The spirit of hook-handed serial killer Candyman is very much alive in this chilling new preview video. It's a teaser for the upcoming "spiritual sequel" to the 1992 horror classic, and plays out in the visually arresting form of shadow puppetry. There's no narration – just a slow-burning sense of terror and the eerie strains of Philip Glass' 'Helen's Theme' as various iterations of the Candyman legend play out in front of our eyes.
Candyman director Nia DaCosta explains that this is a pointed reflection of the current climate, playing into themes of oppression, exploitation and prejudice.
CANDYMAN, at the intersection of white violence and black pain, is about unwilling martyrs. The people they were, the symbols we turn them into, the monsters we are told they must have been. pic.twitter.com/MEwwr8umdI— Nia DaCosta (@NiaDaCosta) June 17, 2020
In the original 1992 movie, adapted by Bernard Rose from Clive Barker's short story 'The Forbidden', Candyman was established as a tragic figure: a black man and son of a slave, who fell in love with a white woman and was hideously killed. His hand was sawn off and replaced with a hook, before he was smeared with honey and left to die in an apiary. Throughout the decades, the spirit of Candyman (played with electrifying menace by Tony Todd) was said to manifest when people spoke his name five times into a mirror.
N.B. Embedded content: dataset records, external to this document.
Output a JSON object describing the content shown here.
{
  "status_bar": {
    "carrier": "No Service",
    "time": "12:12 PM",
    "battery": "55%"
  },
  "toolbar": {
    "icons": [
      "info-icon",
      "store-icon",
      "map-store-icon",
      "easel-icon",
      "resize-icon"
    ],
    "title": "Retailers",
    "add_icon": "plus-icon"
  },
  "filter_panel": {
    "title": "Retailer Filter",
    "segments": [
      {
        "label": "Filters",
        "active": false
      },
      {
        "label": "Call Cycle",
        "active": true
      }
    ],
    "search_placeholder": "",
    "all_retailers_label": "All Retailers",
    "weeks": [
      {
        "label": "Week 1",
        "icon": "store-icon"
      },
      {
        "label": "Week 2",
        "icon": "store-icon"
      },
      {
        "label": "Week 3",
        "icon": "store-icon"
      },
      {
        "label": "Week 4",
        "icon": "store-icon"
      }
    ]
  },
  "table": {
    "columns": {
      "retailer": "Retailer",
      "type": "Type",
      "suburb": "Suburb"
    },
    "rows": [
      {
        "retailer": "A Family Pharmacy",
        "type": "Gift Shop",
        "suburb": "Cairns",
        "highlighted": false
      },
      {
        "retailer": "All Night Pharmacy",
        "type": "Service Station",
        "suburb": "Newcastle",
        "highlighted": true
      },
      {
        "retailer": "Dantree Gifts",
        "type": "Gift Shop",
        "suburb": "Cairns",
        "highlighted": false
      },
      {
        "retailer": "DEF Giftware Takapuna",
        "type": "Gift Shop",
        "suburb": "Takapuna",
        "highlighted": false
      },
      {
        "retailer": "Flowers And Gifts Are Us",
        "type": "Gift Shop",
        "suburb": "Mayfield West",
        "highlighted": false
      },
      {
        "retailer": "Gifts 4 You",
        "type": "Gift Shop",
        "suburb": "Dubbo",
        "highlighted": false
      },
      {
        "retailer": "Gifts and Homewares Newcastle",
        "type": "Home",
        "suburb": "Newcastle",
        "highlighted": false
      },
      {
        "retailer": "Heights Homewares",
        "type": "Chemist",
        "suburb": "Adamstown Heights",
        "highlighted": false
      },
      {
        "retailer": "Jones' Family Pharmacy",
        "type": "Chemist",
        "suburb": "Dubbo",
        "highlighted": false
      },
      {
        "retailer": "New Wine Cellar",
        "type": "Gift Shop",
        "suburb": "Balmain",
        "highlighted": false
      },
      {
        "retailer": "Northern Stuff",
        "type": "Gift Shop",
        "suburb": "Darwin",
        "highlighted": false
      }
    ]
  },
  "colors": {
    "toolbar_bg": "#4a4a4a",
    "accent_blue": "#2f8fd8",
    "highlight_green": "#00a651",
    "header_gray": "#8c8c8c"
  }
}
Cannily, the teaser for the new movie suggests that this is but one interpretation of his origin. Urban legends are, by their very nature, nebulous, and individual details can vary depending on who anecdotally relays the story. The imagery in the video may also suggest a generational connection between Candyman and the protagonist of the new movie, Anthony (played by Watchmen's Yahya Abdul-Mateen II). Both men have artistic backgrounds: Candyman started as a painter before his appalling death, and Anthony is a modern artist whose understanding of the legend is filtered through his new installation project.
It seems that Anthony's creative pursuits bring down evil upon his head, not least because he's returned to the Cabrini Green area featured in the first movie. This was the site on which Candyman was said to have died back in the 19th century, one that eventually transformed into a crime-ridden housing Chicago project in the 20th century. It's strongly implied that Anthony is the baby whom Candyman attempted to sacrifice at the end of the Bernard Rose film, the baby who was ultimately saved by grad student Helen Lyle (Virginia Madsen).
Eventually, Helen became a variation on Candyman in her own right. There's a credited role for Helen in the sequel/remake, although, confusingly, not played by Madsen. Even more significantly, the film is written and produced by Jordan Peele, who has cornered the market in socially provocative, darkly funny and genuinely scary horror-satires with the likes of Get Out and Us. And Tony Todd is reprising his role as one of the greatest-ever big screen boogeymen.